I hope that you enjoyed the fantastic run of wild black trumpet and hedgehog mushrooms that started back before Christmas. Alas, that season has come to an end and we’re looking forward to morel season. Pray for rain or we won’t have any local morel crop this year. If you know pickers looking for a market, we’re always buying at the restaurant.
This edition, we announce the next four months of wine dinners, we learn about the kinds of duck that are ever popular at the restaurant, we dispel the remaining myths about wine service in the final part of the series on wine service, and I share a marvelous recipe for cauliflower that will get almost anyone eating that remarkable vegetable.

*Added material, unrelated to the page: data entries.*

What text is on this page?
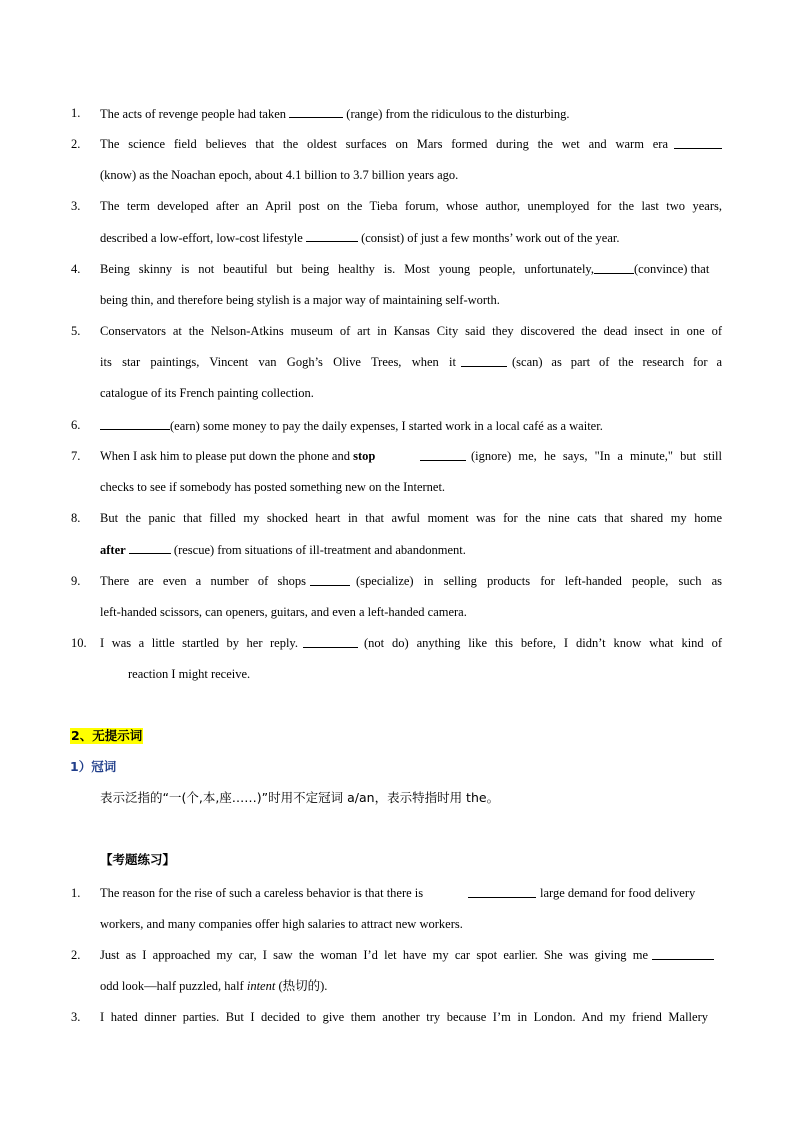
1. The acts of revenge people had taken	(range) from the ridiculous to the disturbing.
2. The science field believes that the oldest surfaces on Mars formed during the wet and warm era
(know) as the Noachan epoch, about 4.1 billion to 3.7 billion years ago.
3. The term developed after an April post on the Tieba forum, whose author, unemployed for the last two years,
described a low-effort, low-cost lifestyle	(consist) of just a few months’ work out of the year.
4. Being skinny is not beautiful but being healthy is. Most young people, unfortunately,	(convince) that
being thin, and therefore being stylish is a major way of maintaining self-worth.
5. Conservators at the Nelson-Atkins museum of art in Kansas City said they discovered the dead insect in one of
its star paintings, Vincent van Gogh’s Olive Trees, when it	(scan) as part of the research for a
catalogue of its French painting collection.
6.	(earn) some money to pay the daily expenses, I started work in a local café as a waiter.
7. When I ask him to please put down the phone and stop	(ignore) me, he says, "In a minute," but still
checks to see if somebody has posted something new on the Internet.
8. But the panic that filled my shocked heart in that awful moment was for the nine cats that shared my home
after	(rescue) from situations of ill-treatment and abandonment.
9. There are even a number of shops	(specialize) in selling products for left-handed people, such as
left-handed scissors, can openers, guitars, and even a left-handed camera.
10. I was a little startled by her reply.	(not do) anything like this before, I didn’t know what kind of
reaction I might receive.
2、无提示词
1）冠词
表示泛指的“一(个,本,座……)”时用不定冠词 a/an，表示特指时用 the。
【考题练习】
1. The reason for the rise of such a careless behavior is that there is	large demand for food delivery
workers, and many companies offer high salaries to attract new workers.
2. Just as I approached my car, I saw the woman I’d let have my car spot earlier. She was giving me
odd look—half puzzled, half intent (热切的).
3. I hated dinner parties. But I decided to give them another try because I’m in London. And my friend Mallery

And a reminder, as usual, we will be closed Apple Blossom week (May 1-6).
All my best,
Ed Matthews, Chef/Owner
Every Wednesday is Tapas Night Each Wednesday night, we serve tapas from 5:00pm to 9:00pm.
Thursday April 20, Garlic Dinner Calling all garlic lovers! It’s time to have a little fun. I’m going to do four courses with four fun wines. You know we’ll have roasted garlic on the table. I’m thinking of a Bouillabaisse the likes of which you have never seen before and I definitely have lamb on the brain. Wines are going to be offbeat and eclectic, not to mention fun. $55 per person. Reception from 6:30pm to 7:00pm. First course promptly at 7:00pm.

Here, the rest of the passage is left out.